Attendu que la nécessité d’assurer une exécution continue de la peine justifie le maintien en détention du prévenu ; que par contre c’est à tort que le premier juge a cru devoir prononcer l’interdiction définitive du territoire national, celle-ci n’étant pas possible au regard des dispositions des articles 131-30-1 et 131-30-2 du Code pénal ; le prévenu résidant régulièrement en FRANCE depuis plus de dix ans et justifiant en outre y résider habituellement depuis qu’il a atteint au plus l’âge de 13 ans ;
Que la décision entreprise sera en conséquence réformée de ce chef ;
3)Sur l’action douanière
Attendu que les dispositions du jugement déféré concernant l’action douanière non utilement critiquées par le prévenu seront confirmées, la demande de l’administration des douanes Françaises étant parfaitement recevable au regard des textes régissant la matière;
Qu’ainsi Monsieur M L sera condamné au paiement d’une amende douanière de 400.000 € solidairement avec L J et L N.
PAR CES MOTIFS :
LA COUR, statuant publiquement par arrêt contradictoire à l’égard de M L, et de la partie civile, en matière correctionnelle, après en avoir délibéré conformément à la loi ;
EN LA FORME :
Reçoit les appels du prévenu et du Ministère Public ;
AU FOND :
SUR L’ACTION PUBLIQUE :
Confirme le jugement déféré sur la culpabilité de M L et sur la peine principale de 7 ans d’emprisonnement délictuel ;
L’infirme sur la peine complémentaire d’interdiction définitive du territoire national ;
Dit n’y avoir lieu à prononcer cette peine ;
Ordonne le maintien en détention de M L.
SUR L’ACTION DOUANIERE :
Confirme le jugement entrepris en toutes ses dispositions douanières ;
Dit que le condamné sera soumis au paiement du droit fixe de procédure d’un montant de 120 Euros prévu par l’article 1018 A du Code Général des Impôts.
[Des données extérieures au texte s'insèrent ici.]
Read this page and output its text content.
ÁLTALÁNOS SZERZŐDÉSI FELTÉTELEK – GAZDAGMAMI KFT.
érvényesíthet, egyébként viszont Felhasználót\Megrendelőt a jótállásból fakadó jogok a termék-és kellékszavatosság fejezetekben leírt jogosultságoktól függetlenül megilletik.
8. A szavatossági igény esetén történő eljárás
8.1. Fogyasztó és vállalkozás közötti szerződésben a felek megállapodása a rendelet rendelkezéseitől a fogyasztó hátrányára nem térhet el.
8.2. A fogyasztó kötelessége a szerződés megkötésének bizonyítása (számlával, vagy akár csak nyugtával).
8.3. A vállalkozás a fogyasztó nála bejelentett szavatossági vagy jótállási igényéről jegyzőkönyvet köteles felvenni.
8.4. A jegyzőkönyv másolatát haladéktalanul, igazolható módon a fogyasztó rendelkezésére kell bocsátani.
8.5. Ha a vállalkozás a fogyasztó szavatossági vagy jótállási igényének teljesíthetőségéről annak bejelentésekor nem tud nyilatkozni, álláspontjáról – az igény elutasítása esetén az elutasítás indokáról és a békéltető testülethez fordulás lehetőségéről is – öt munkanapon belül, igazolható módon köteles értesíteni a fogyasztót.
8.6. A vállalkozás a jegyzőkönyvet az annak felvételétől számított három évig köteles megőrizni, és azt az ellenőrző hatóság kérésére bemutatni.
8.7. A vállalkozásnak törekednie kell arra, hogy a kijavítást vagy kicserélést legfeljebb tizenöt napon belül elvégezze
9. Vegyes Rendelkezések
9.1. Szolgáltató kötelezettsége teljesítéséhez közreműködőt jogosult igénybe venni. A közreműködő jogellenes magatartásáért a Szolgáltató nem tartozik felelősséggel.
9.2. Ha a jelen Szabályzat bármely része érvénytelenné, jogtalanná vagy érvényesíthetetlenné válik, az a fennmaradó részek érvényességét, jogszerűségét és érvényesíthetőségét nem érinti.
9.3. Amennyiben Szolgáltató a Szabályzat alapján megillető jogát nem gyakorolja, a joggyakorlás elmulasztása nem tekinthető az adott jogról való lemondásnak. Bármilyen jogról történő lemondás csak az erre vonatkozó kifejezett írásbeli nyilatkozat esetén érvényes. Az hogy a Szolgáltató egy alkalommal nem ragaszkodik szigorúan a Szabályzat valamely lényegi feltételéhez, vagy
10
Informe le condamné que le montant du droit fixe de procédure sera diminué de 20% s’il s’en acquitte dans le délai d’un mois à compter du prononcé du présent arrêt.
Le tout conformément aux articles visés au jugement et au présent arrêt et aux articles 512 et suivants du code de procédure pénale.
Ainsi jugé et prononcé à l’audience publique les jours, mois et an susdits ; le présent arrêt a été signé par la Présidente et le greffier présents lors de son prononcé.